Shunning earnestness and sanctimony, this distinctive ‘writing after nature’ offers deprecatory wit and an arsenal of intertextual and parodic free-verse techniques. An aluminium can narrates its own lifecycle, speaking of unchecked corporate extraction of aquifers; the Wikipedia entry for ‘Water’ is reframed in past tense, the vital chemical as pure remembrance in a dry world. Donne’s iconic ‘The Sunne Rising’ is retold with a factor 50 smile and more than a gentle nod to an overheated world. Keats’s lakeside withered sedge in ‘La Belle Dame Sans Merci’ is transplanted to a tired pink lake under Melbourne’s Westgate Bridge. Among these politically playful poems, moving personal elegies are interspersed. These, too, are subtly implicated in ecological crisis; the mourning subject is always part of a bigger picture.

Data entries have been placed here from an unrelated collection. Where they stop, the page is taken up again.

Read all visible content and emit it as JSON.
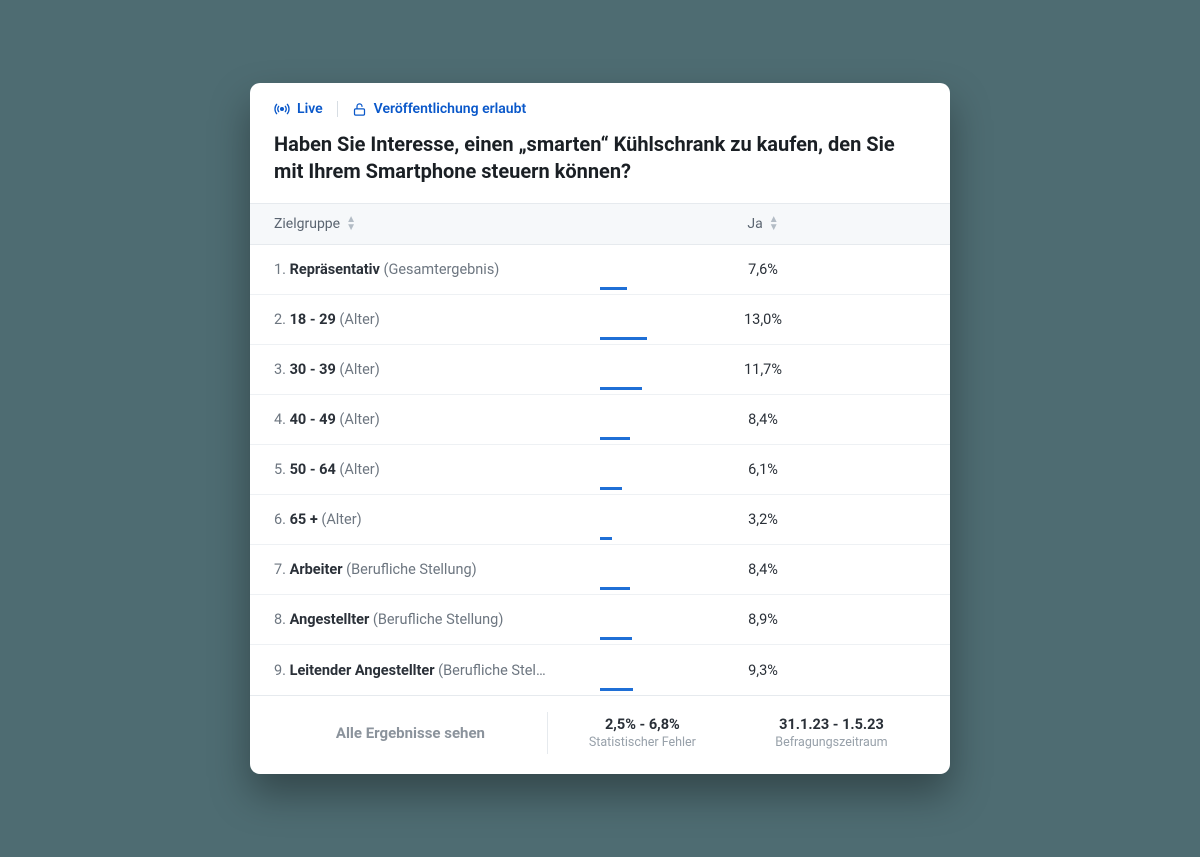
{
  "status": {
    "live_label": "Live",
    "publish_label": "Veröffentlichung erlaubt",
    "color": "#0a58ca"
  },
  "question": "Haben Sie Interesse, einen „smarten“ Kühlschrank zu kaufen, den Sie mit Ihrem Smartphone steuern können?",
  "table": {
    "col_group_label": "Zielgruppe",
    "col_value_label": "Ja",
    "bar_color": "#1f6fd6",
    "bar_max_pct": 100,
    "rows": [
      {
        "idx": "1.",
        "name": "Repräsentativ",
        "cat": "(Gesamtergebnis)",
        "value": 7.6,
        "value_label": "7,6%"
      },
      {
        "idx": "2.",
        "name": "18 - 29",
        "cat": "(Alter)",
        "value": 13.0,
        "value_label": "13,0%"
      },
      {
        "idx": "3.",
        "name": "30 - 39",
        "cat": "(Alter)",
        "value": 11.7,
        "value_label": "11,7%"
      },
      {
        "idx": "4.",
        "name": "40 - 49",
        "cat": "(Alter)",
        "value": 8.4,
        "value_label": "8,4%"
      },
      {
        "idx": "5.",
        "name": "50 - 64",
        "cat": "(Alter)",
        "value": 6.1,
        "value_label": "6,1%"
      },
      {
        "idx": "6.",
        "name": "65 +",
        "cat": "(Alter)",
        "value": 3.2,
        "value_label": "3,2%"
      },
      {
        "idx": "7.",
        "name": "Arbeiter",
        "cat": "(Berufliche Stellung)",
        "value": 8.4,
        "value_label": "8,4%"
      },
      {
        "idx": "8.",
        "name": "Angestellter",
        "cat": "(Berufliche Stellung)",
        "value": 8.9,
        "value_label": "8,9%"
      },
      {
        "idx": "9.",
        "name": "Leitender Angestellter",
        "cat": "(Berufliche Stel…",
        "value": 9.3,
        "value_label": "9,3%"
      }
    ]
  },
  "footer": {
    "see_all_label": "Alle Ergebnisse sehen",
    "error_value": "2,5% - 6,8%",
    "error_label": "Statistischer Fehler",
    "period_value": "31.1.23 - 1.5.23",
    "period_label": "Befragungszeitraum"
  },
  "colors": {
    "card_bg": "#ffffff",
    "page_bg": "#4e6c72",
    "border": "#e6eaee",
    "text": "#1a1f24",
    "muted": "#6d7680"
  }
}
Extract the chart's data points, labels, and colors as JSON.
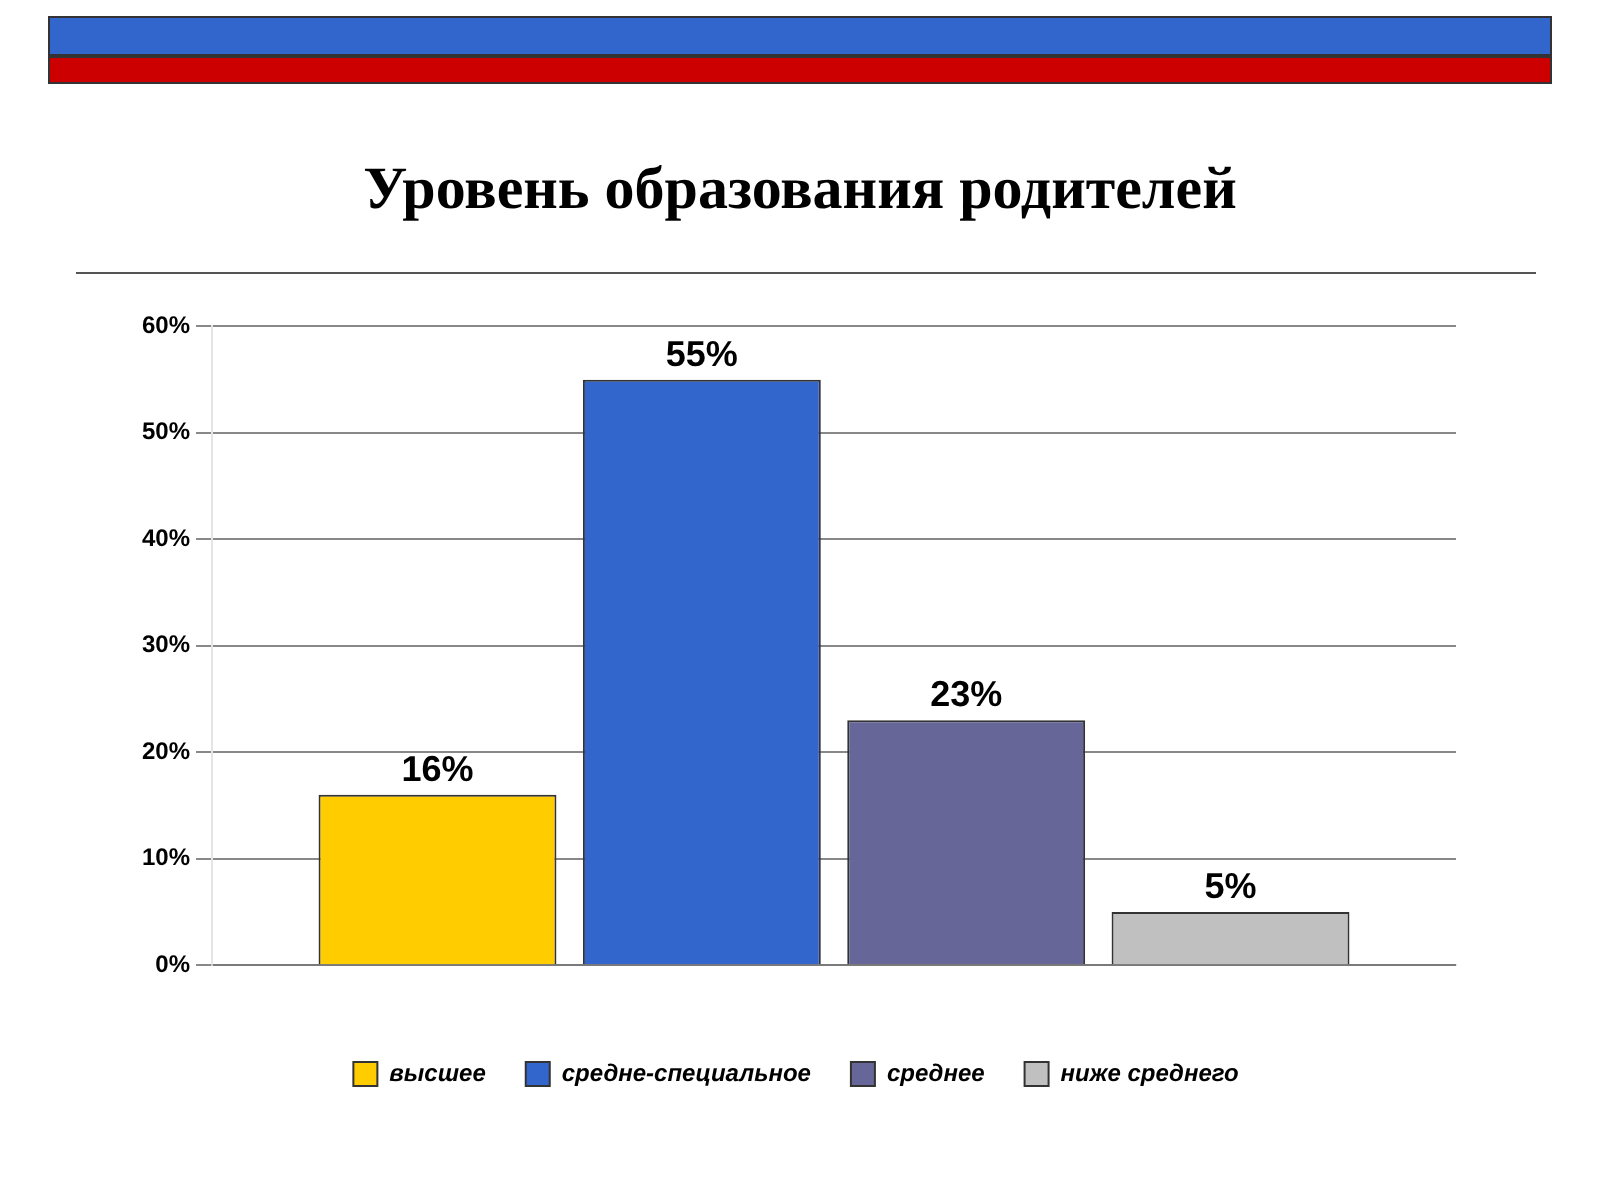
{
  "chart_data": {
    "type": "bar",
    "title": "Уровень образования родителей",
    "categories": [
      null
    ],
    "series": [
      {
        "name": "высшее",
        "color": "#ffcc00",
        "values": [
          16
        ],
        "value_labels": [
          "16%"
        ]
      },
      {
        "name": "средне-специальное",
        "color": "#3366cc",
        "values": [
          55
        ],
        "value_labels": [
          "55%"
        ]
      },
      {
        "name": "среднее",
        "color": "#666699",
        "values": [
          23
        ],
        "value_labels": [
          "23%"
        ]
      },
      {
        "name": "ниже среднего",
        "color": "#c0c0c0",
        "values": [
          5
        ],
        "value_labels": [
          "5%"
        ]
      }
    ],
    "ylim": [
      0,
      60
    ],
    "yticks": [
      {
        "value": 0,
        "label": "0%"
      },
      {
        "value": 10,
        "label": "10%"
      },
      {
        "value": 20,
        "label": "20%"
      },
      {
        "value": 30,
        "label": "30%"
      },
      {
        "value": 40,
        "label": "40%"
      },
      {
        "value": 50,
        "label": "50%"
      },
      {
        "value": 60,
        "label": "60%"
      }
    ],
    "grid": "y",
    "legend": "bottom"
  }
}
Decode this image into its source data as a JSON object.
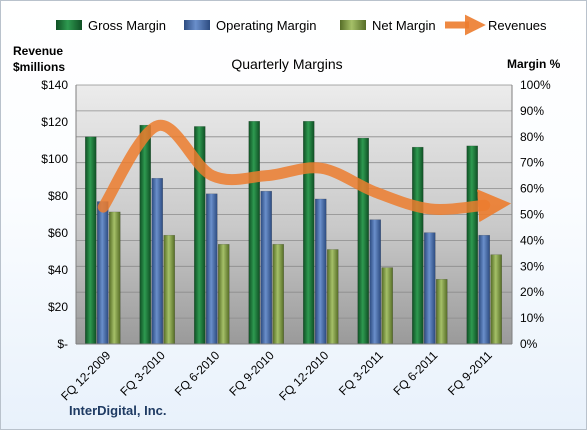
{
  "chart_data": {
    "type": "bar",
    "title": "Quarterly Margins",
    "footer": "InterDigital, Inc.",
    "ylabel_left": [
      "Revenue",
      "$millions"
    ],
    "ylabel_right": "Margin %",
    "ylim_left": [
      0,
      140
    ],
    "ylim_right": [
      0,
      100
    ],
    "yticks_left": [
      "$-",
      "$20",
      "$40",
      "$60",
      "$80",
      "$100",
      "$120",
      "$140"
    ],
    "yticks_right": [
      "0%",
      "10%",
      "20%",
      "30%",
      "40%",
      "50%",
      "60%",
      "70%",
      "80%",
      "90%",
      "100%"
    ],
    "categories": [
      "FQ 12-2009",
      "FQ 3-2010",
      "FQ 6-2010",
      "FQ 9-2010",
      "FQ 12-2010",
      "FQ 3-2011",
      "FQ 6-2011",
      "FQ 9-2011"
    ],
    "series": [
      {
        "name": "Gross Margin",
        "axis": "right",
        "color": "#1e7a3c",
        "values": [
          80,
          84.5,
          84,
          86,
          86,
          79.5,
          76,
          76.5
        ]
      },
      {
        "name": "Operating Margin",
        "axis": "right",
        "color": "#4a72b0",
        "values": [
          55,
          64,
          58,
          59,
          56,
          48,
          43,
          42
        ]
      },
      {
        "name": "Net Margin",
        "axis": "right",
        "color": "#7e9b43",
        "values": [
          51,
          42,
          38.5,
          38.5,
          36.5,
          29.5,
          25,
          34.5
        ]
      },
      {
        "name": "Revenues",
        "axis": "left",
        "type": "line",
        "color": "#ec7c2e",
        "values": [
          74,
          118,
          91,
          91,
          95,
          82,
          73,
          75
        ]
      }
    ],
    "grid": true,
    "legend": "top"
  }
}
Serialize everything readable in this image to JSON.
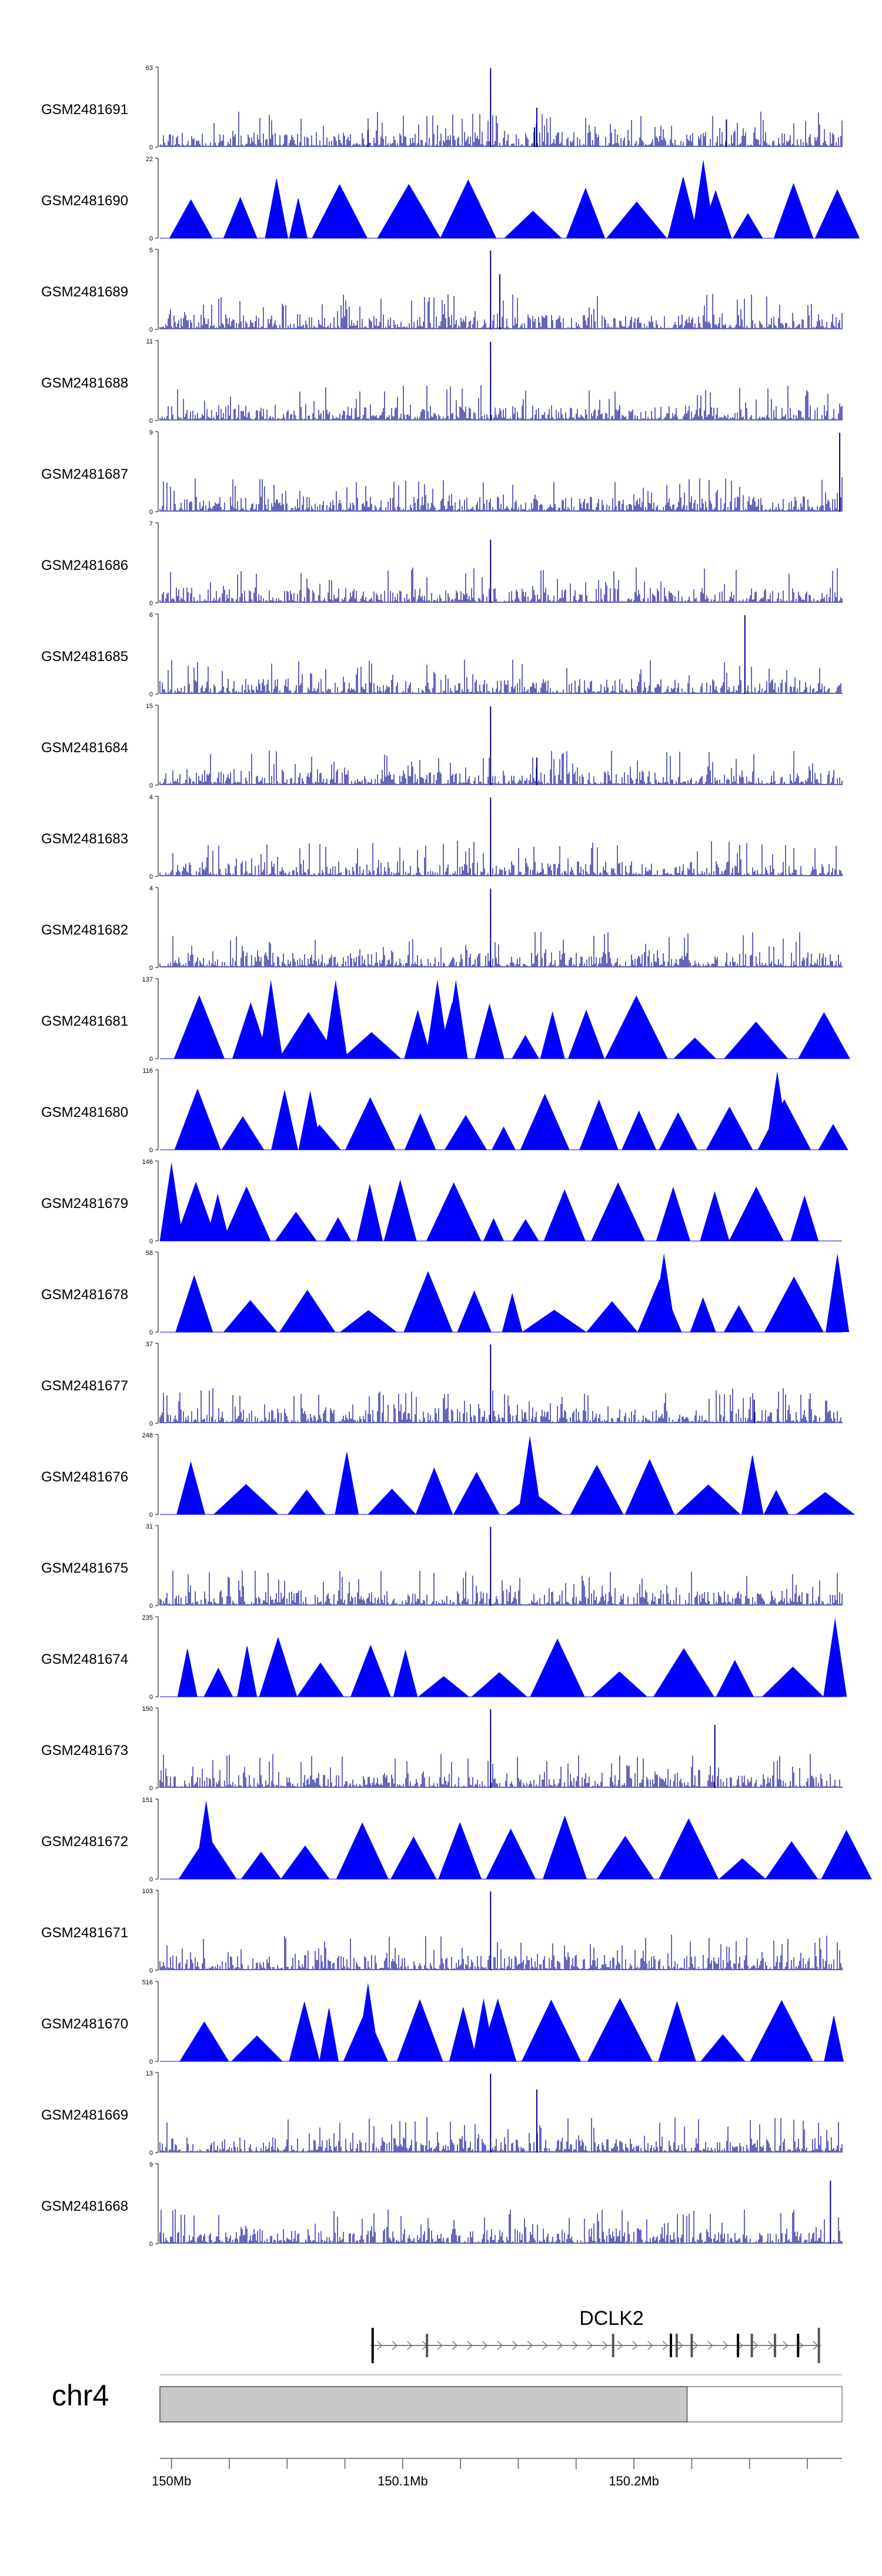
{
  "chart_data": {
    "type": "area",
    "title": "",
    "chromosome": "chr4",
    "gene": "DCLK2",
    "xlim": [
      149.97,
      150.265
    ],
    "x_ticks": [
      {
        "value": 149.975,
        "label": "150Mb"
      },
      {
        "value": 150.0,
        "label": ""
      },
      {
        "value": 150.025,
        "label": ""
      },
      {
        "value": 150.05,
        "label": ""
      },
      {
        "value": 150.075,
        "label": "150.1Mb"
      },
      {
        "value": 150.1,
        "label": ""
      },
      {
        "value": 150.125,
        "label": ""
      },
      {
        "value": 150.15,
        "label": ""
      },
      {
        "value": 150.175,
        "label": "150.2Mb"
      },
      {
        "value": 150.2,
        "label": ""
      },
      {
        "value": 150.225,
        "label": ""
      },
      {
        "value": 150.25,
        "label": ""
      }
    ],
    "ideogram": {
      "range": [
        149.97,
        150.265
      ],
      "highlight": [
        149.97,
        150.198
      ]
    },
    "gene_model": {
      "start": 150.061,
      "end": 150.256,
      "strand": "+",
      "exons": [
        150.062,
        150.0855,
        150.166,
        150.191,
        150.1935,
        150.2,
        150.22,
        150.226,
        150.236,
        150.246,
        150.255
      ]
    },
    "series": [
      {
        "name": "GSM2481691",
        "ymax": 63,
        "style": "dense",
        "peaks": [
          [
            150.113,
            1.0
          ],
          [
            150.06,
            0.22
          ],
          [
            150.133,
            0.5
          ],
          [
            150.132,
            0.25
          ],
          [
            150.215,
            0.35
          ]
        ]
      },
      {
        "name": "GSM2481690",
        "ymax": 22,
        "style": "tri",
        "peaks": [
          [
            150.205,
            1.0
          ],
          [
            150.245,
            0.6
          ]
        ]
      },
      {
        "name": "GSM2481689",
        "ymax": 5,
        "style": "dense",
        "peaks": [
          [
            150.113,
            1.0
          ],
          [
            150.117,
            0.7
          ]
        ]
      },
      {
        "name": "GSM2481688",
        "ymax": 11,
        "style": "dense",
        "peaks": [
          [
            150.113,
            1.0
          ]
        ]
      },
      {
        "name": "GSM2481687",
        "ymax": 9,
        "style": "dense",
        "peaks": [
          [
            150.264,
            1.0
          ]
        ]
      },
      {
        "name": "GSM2481686",
        "ymax": 7,
        "style": "dense",
        "peaks": [
          [
            150.113,
            0.8
          ]
        ]
      },
      {
        "name": "GSM2481685",
        "ymax": 6,
        "style": "dense",
        "peaks": [
          [
            150.223,
            1.0
          ]
        ]
      },
      {
        "name": "GSM2481684",
        "ymax": 15,
        "style": "dense",
        "peaks": [
          [
            150.113,
            1.0
          ],
          [
            150.133,
            0.35
          ]
        ]
      },
      {
        "name": "GSM2481683",
        "ymax": 4,
        "style": "dense",
        "peaks": [
          [
            150.113,
            1.0
          ]
        ]
      },
      {
        "name": "GSM2481682",
        "ymax": 4,
        "style": "dense",
        "peaks": [
          [
            150.113,
            1.0
          ]
        ]
      },
      {
        "name": "GSM2481681",
        "ymax": 137,
        "style": "tri",
        "peaks": [
          [
            150.018,
            1.0
          ],
          [
            150.046,
            1.0
          ],
          [
            150.098,
            1.0
          ],
          [
            150.09,
            1.0
          ]
        ]
      },
      {
        "name": "GSM2481680",
        "ymax": 116,
        "style": "tri",
        "peaks": [
          [
            150.035,
            0.75
          ],
          [
            150.237,
            1.0
          ]
        ]
      },
      {
        "name": "GSM2481679",
        "ymax": 146,
        "style": "tri",
        "peaks": [
          [
            149.975,
            1.0
          ],
          [
            149.995,
            0.6
          ]
        ]
      },
      {
        "name": "GSM2481678",
        "ymax": 58,
        "style": "tri",
        "peaks": [
          [
            150.188,
            1.0
          ],
          [
            150.263,
            1.0
          ]
        ]
      },
      {
        "name": "GSM2481677",
        "ymax": 37,
        "style": "dense",
        "peaks": [
          [
            150.113,
            1.0
          ],
          [
            150.227,
            0.3
          ]
        ]
      },
      {
        "name": "GSM2481676",
        "ymax": 248,
        "style": "tri",
        "peaks": [
          [
            150.13,
            1.0
          ]
        ]
      },
      {
        "name": "GSM2481675",
        "ymax": 31,
        "style": "dense",
        "peaks": [
          [
            150.113,
            1.0
          ]
        ]
      },
      {
        "name": "GSM2481674",
        "ymax": 235,
        "style": "tri",
        "peaks": [
          [
            150.262,
            1.0
          ]
        ]
      },
      {
        "name": "GSM2481673",
        "ymax": 150,
        "style": "dense",
        "peaks": [
          [
            150.113,
            1.0
          ],
          [
            150.21,
            0.8
          ]
        ]
      },
      {
        "name": "GSM2481672",
        "ymax": 151,
        "style": "tri",
        "peaks": [
          [
            149.99,
            1.0
          ]
        ]
      },
      {
        "name": "GSM2481671",
        "ymax": 103,
        "style": "dense",
        "peaks": [
          [
            150.113,
            1.0
          ]
        ]
      },
      {
        "name": "GSM2481670",
        "ymax": 516,
        "style": "tri",
        "peaks": [
          [
            150.06,
            1.0
          ],
          [
            150.11,
            0.8
          ]
        ]
      },
      {
        "name": "GSM2481669",
        "ymax": 13,
        "style": "dense",
        "peaks": [
          [
            150.113,
            1.0
          ],
          [
            150.133,
            0.8
          ]
        ]
      },
      {
        "name": "GSM2481668",
        "ymax": 9,
        "style": "dense",
        "peaks": [
          [
            150.26,
            0.8
          ]
        ]
      }
    ],
    "xlabel": "",
    "ylabel": "",
    "grid": false,
    "legend": "none"
  },
  "colors": {
    "signal": "#0000ff",
    "signal_dark": "#00008b",
    "ideogram": "#c8c8c8"
  }
}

These poems eschew one-note, passivity-inducing, melancholic lamentation, and invite self-identification and self-critique. Boldly wrestling with the long-armed tradition of modern pastoral romanticism, the collection’s poetic and personal ‘dross scapes’ show urgent engagement with ecological ruin and ecologies of grief.
Johnson’s compelling poetic agitprop attests that one cannot die of landscape, but one can die of despair over loss of country and home. In demolishing ‘landscape’ and ‘poetries of the natural world’, these poems invite us to confront the real while acknowledging mythic artifice.